Nilai kepemimpinan, dalam SWK ini objek kritiknya adalah para penguasa saat itu. Dalam
kritikan tersebut disampaikan akan perilaku yang ditunjukan oleh para pemimpin
yang menyimpang dan tidak mencerminkan keteladanan sebagai seorang pemimpin
yang mengayomi dan mensejahterakan rakyatnya. Selain mengkritisi sikap dan
perilaku para pemimpin juga memberikan gambaran akan pemimpin yang seharusnya.
Terdapat dalam pupuh sinom bait 6.
“aywa dumèh wong awirya |
anak putune wong mukti | sanadyan mêngku nagara | aywa sumakeyan êdir | tan
nganggo dugi-dugi | sapa sira sapa ingsun | puniku bêbakalan | atêtombok kaki
nini | kang wus bêcik panggonane mèlu nyambat ||”
Artinya
:
jangan mentang-mentang menjadi orang berkuasa | anak cucunya serba
kecukupan | walaupun menguasai negara | jangan semena-mena | tidak menggunakan
perasaan | siapa kamu siapa saya | hal itu akan | menyusahkan kakek nenek |
yang sudah baik tempatnya pun ikut mengeluh ||
4.
Nilai keberanian dan kejujuran tercermin dari
posisi YosodipuroII sebagai salah satu orang pemerintah dalam artian disini
perananya sebagai pujangga keraton maka beliau merupakan orang dalam
pemerintahan saat itu.
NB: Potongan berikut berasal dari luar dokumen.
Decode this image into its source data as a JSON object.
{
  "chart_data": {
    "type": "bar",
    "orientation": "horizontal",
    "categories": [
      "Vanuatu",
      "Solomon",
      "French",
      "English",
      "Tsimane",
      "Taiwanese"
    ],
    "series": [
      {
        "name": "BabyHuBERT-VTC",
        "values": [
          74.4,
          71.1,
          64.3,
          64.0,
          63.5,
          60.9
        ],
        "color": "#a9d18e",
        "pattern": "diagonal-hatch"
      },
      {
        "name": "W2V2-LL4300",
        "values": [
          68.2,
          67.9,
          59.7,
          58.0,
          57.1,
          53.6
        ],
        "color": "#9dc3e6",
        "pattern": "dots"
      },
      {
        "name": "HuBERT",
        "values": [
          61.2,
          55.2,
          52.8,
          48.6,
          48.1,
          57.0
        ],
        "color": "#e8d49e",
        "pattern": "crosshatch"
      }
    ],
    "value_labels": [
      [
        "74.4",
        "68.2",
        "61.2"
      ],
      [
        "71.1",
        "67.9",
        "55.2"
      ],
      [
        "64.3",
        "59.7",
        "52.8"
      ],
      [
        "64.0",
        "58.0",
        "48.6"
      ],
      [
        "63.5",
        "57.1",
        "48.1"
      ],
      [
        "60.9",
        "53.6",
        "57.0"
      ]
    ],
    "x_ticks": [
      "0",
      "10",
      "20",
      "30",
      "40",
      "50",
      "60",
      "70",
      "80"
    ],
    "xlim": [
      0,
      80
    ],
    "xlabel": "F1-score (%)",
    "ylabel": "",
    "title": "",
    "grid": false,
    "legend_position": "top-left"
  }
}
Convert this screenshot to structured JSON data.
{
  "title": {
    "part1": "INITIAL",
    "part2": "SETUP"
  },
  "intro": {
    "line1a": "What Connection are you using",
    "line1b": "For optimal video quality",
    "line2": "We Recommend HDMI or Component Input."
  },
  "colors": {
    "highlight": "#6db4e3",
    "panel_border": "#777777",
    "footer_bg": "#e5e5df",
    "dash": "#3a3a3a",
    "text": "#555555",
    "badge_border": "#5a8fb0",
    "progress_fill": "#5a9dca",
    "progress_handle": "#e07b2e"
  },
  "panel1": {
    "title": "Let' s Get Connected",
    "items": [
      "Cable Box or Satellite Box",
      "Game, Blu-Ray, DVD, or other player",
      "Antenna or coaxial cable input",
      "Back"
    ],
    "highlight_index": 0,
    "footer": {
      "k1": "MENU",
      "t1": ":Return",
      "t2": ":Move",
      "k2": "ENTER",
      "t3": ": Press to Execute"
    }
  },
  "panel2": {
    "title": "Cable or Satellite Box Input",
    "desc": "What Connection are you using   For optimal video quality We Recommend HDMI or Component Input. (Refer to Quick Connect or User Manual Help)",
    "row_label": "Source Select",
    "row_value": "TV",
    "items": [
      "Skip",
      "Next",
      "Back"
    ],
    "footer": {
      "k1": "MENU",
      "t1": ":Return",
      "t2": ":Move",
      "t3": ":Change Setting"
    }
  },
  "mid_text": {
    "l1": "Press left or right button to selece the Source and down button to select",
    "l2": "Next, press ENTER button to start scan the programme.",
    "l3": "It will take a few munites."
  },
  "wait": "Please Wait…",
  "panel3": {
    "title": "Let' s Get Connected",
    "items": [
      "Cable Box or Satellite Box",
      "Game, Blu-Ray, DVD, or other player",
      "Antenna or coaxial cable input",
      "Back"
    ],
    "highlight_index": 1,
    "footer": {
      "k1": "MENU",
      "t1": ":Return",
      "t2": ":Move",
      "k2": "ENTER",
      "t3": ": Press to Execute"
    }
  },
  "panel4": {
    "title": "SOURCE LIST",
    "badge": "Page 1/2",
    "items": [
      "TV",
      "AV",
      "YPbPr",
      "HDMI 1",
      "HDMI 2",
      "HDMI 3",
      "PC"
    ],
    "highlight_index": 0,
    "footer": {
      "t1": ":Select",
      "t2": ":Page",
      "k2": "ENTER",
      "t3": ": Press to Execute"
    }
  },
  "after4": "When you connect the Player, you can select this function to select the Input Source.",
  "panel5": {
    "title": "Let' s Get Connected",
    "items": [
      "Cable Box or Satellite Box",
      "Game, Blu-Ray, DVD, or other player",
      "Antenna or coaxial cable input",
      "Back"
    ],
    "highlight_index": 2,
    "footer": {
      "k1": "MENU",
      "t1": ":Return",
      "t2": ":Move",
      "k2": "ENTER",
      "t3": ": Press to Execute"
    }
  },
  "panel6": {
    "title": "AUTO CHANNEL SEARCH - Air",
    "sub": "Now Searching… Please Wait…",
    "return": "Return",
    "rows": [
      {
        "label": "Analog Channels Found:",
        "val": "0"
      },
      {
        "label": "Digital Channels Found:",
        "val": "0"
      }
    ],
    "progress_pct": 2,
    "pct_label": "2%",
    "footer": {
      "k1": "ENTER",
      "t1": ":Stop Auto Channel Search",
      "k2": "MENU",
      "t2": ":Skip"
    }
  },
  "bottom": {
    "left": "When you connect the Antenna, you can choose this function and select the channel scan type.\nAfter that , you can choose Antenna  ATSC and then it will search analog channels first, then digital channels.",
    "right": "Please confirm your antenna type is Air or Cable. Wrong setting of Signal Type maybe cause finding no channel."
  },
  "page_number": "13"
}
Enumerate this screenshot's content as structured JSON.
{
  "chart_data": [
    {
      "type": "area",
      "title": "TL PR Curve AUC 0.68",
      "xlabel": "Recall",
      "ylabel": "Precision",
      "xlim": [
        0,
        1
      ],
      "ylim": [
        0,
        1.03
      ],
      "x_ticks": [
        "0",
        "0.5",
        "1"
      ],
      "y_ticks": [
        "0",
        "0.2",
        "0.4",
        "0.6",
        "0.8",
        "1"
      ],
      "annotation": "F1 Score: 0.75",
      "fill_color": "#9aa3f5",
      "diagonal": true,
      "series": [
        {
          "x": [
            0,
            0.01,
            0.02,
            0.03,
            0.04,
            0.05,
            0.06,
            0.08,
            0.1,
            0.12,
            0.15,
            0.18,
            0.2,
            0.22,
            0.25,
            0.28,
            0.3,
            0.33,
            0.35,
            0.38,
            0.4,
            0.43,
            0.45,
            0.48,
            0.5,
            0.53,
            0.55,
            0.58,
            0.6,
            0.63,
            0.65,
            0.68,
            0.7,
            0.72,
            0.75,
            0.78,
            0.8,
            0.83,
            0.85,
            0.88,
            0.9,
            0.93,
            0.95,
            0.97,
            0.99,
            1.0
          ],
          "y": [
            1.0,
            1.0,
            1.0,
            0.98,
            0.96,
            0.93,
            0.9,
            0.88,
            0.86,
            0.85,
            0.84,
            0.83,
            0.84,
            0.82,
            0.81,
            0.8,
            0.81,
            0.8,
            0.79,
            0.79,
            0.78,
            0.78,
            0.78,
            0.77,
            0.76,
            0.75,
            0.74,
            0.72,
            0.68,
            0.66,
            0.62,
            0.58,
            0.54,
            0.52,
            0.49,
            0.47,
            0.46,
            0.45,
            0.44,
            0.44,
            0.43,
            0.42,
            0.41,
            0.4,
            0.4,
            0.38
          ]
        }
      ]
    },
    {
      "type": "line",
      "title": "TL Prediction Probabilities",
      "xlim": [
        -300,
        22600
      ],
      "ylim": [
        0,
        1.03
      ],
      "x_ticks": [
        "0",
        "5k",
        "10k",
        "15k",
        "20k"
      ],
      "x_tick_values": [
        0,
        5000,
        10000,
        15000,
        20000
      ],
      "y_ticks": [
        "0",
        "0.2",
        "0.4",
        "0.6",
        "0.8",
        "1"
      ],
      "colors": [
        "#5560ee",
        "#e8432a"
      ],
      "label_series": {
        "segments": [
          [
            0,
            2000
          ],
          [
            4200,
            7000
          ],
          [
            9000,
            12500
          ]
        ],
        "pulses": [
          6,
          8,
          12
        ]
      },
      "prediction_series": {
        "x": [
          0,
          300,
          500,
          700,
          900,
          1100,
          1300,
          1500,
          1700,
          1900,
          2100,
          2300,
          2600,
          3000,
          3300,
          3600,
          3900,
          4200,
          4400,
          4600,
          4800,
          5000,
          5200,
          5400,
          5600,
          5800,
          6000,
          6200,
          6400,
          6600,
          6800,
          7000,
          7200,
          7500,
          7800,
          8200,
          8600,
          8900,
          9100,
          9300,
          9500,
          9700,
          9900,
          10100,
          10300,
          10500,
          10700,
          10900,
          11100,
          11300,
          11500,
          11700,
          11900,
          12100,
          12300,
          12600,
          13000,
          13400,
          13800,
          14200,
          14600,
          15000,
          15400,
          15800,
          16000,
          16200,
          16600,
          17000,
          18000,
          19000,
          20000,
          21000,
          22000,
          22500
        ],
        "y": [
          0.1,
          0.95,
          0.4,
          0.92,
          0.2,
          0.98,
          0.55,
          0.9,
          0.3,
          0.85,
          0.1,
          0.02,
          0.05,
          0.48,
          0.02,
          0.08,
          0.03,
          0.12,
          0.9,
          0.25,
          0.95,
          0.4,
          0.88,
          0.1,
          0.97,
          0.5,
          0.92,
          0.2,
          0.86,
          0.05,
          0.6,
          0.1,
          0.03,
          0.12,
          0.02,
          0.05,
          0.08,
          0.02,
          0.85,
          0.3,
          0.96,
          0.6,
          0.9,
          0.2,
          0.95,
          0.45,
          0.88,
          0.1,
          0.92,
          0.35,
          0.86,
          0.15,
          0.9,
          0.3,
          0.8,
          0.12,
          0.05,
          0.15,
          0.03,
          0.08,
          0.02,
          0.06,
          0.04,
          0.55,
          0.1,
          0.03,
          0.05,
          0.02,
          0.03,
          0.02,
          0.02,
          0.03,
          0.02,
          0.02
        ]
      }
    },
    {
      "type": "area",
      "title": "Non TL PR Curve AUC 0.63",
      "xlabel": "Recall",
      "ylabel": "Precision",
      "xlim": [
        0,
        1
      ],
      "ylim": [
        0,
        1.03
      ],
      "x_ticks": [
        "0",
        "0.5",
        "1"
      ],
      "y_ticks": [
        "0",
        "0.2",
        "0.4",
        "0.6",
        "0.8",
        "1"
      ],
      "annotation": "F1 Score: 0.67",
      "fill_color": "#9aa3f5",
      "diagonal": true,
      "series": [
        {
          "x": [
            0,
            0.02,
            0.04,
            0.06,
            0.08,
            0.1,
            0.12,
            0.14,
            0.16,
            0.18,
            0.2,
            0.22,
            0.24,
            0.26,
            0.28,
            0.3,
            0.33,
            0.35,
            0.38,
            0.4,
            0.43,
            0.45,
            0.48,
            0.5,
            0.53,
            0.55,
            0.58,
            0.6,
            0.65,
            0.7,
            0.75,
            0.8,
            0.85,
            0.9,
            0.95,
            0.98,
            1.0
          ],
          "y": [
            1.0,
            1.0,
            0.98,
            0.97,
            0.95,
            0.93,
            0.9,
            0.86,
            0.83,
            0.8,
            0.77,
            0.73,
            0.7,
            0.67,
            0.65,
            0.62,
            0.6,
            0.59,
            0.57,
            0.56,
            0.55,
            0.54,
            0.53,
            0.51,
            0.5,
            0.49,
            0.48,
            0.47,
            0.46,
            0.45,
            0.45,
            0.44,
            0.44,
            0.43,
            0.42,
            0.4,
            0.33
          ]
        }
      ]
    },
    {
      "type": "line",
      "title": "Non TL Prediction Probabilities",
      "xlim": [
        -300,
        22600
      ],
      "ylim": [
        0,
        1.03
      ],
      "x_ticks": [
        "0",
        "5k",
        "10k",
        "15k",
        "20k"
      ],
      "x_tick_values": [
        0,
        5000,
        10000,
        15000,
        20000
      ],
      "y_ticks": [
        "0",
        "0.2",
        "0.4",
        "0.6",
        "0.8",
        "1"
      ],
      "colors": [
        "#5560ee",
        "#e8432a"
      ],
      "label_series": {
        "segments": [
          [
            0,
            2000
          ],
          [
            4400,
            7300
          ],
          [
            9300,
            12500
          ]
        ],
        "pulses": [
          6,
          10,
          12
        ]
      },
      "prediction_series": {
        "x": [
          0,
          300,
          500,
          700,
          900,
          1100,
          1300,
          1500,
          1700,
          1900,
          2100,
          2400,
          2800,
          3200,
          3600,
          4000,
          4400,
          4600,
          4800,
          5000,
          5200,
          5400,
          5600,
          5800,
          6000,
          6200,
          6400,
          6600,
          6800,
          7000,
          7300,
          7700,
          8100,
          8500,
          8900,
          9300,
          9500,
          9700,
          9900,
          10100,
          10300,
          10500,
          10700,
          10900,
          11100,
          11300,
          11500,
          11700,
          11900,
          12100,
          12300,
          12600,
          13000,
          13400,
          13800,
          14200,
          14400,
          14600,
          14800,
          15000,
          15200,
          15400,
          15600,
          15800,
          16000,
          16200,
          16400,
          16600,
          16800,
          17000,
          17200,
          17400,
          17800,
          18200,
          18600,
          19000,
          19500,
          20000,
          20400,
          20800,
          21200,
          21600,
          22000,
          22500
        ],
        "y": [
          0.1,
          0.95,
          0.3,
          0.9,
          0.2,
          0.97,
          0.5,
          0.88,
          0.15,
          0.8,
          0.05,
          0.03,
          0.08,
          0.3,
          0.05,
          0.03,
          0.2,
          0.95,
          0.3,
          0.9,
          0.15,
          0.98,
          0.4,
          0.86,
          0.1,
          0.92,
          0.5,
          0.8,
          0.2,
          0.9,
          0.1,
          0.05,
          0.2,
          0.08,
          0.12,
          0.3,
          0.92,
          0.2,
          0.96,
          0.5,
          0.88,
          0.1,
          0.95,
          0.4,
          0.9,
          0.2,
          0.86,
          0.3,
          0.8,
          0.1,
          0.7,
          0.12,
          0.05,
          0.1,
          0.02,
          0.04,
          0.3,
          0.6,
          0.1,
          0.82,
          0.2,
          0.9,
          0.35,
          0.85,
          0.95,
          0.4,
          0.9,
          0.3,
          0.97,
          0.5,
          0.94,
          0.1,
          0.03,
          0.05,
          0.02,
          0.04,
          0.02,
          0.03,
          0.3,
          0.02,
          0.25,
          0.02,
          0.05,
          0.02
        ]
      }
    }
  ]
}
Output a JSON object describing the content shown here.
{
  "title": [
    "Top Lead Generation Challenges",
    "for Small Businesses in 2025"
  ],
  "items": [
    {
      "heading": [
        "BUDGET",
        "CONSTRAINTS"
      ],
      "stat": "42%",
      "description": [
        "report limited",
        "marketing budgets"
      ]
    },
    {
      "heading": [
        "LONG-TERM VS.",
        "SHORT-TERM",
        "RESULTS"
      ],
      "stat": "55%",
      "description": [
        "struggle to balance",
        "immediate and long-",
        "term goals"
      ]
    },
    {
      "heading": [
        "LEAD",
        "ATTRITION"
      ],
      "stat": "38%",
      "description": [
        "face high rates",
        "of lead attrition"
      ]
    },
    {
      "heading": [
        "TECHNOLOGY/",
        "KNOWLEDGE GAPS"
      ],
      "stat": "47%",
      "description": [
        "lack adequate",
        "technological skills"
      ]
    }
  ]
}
Namun beliau berani melakukan kritikan tersebut secara
jujur apa adanya sesuai dengan penilainya ketika itu. Salah satunya terdapat
langsung pada pupuh sinom bait
pertama :
“watêke
wicara kêras | sumuking pangucap wêngis | iku nangèkakên napas | setane nuli
kêkinthil | yèn ujar ririh manis | nora tangi napasipun | ayêm sarta santosa |
setane lumayu ngênthir | pan wus kocap wong sabar ngunjara setan ||”
Artinya :
wataknya berbicara keras | ucapan yang terlontar bengis | itu
membangunkan nafas | setan lalu mengikuti | jika berucap pelan dan manis |
tidak terbangun nafasnya | tenang serta kuat | setannya berlari terbirit-birit
| jika sudah terbilang sabar memenjarakan setan ||
5.
Nilai cinta tanah air tercermin dari kritik yang
diberikan bukan untuk kepentingan tertentu, melainkan karena bentuk cnitanya
kepada keraton sendiri saat itu. Bertujuan untuk menyadarkan para penguasa.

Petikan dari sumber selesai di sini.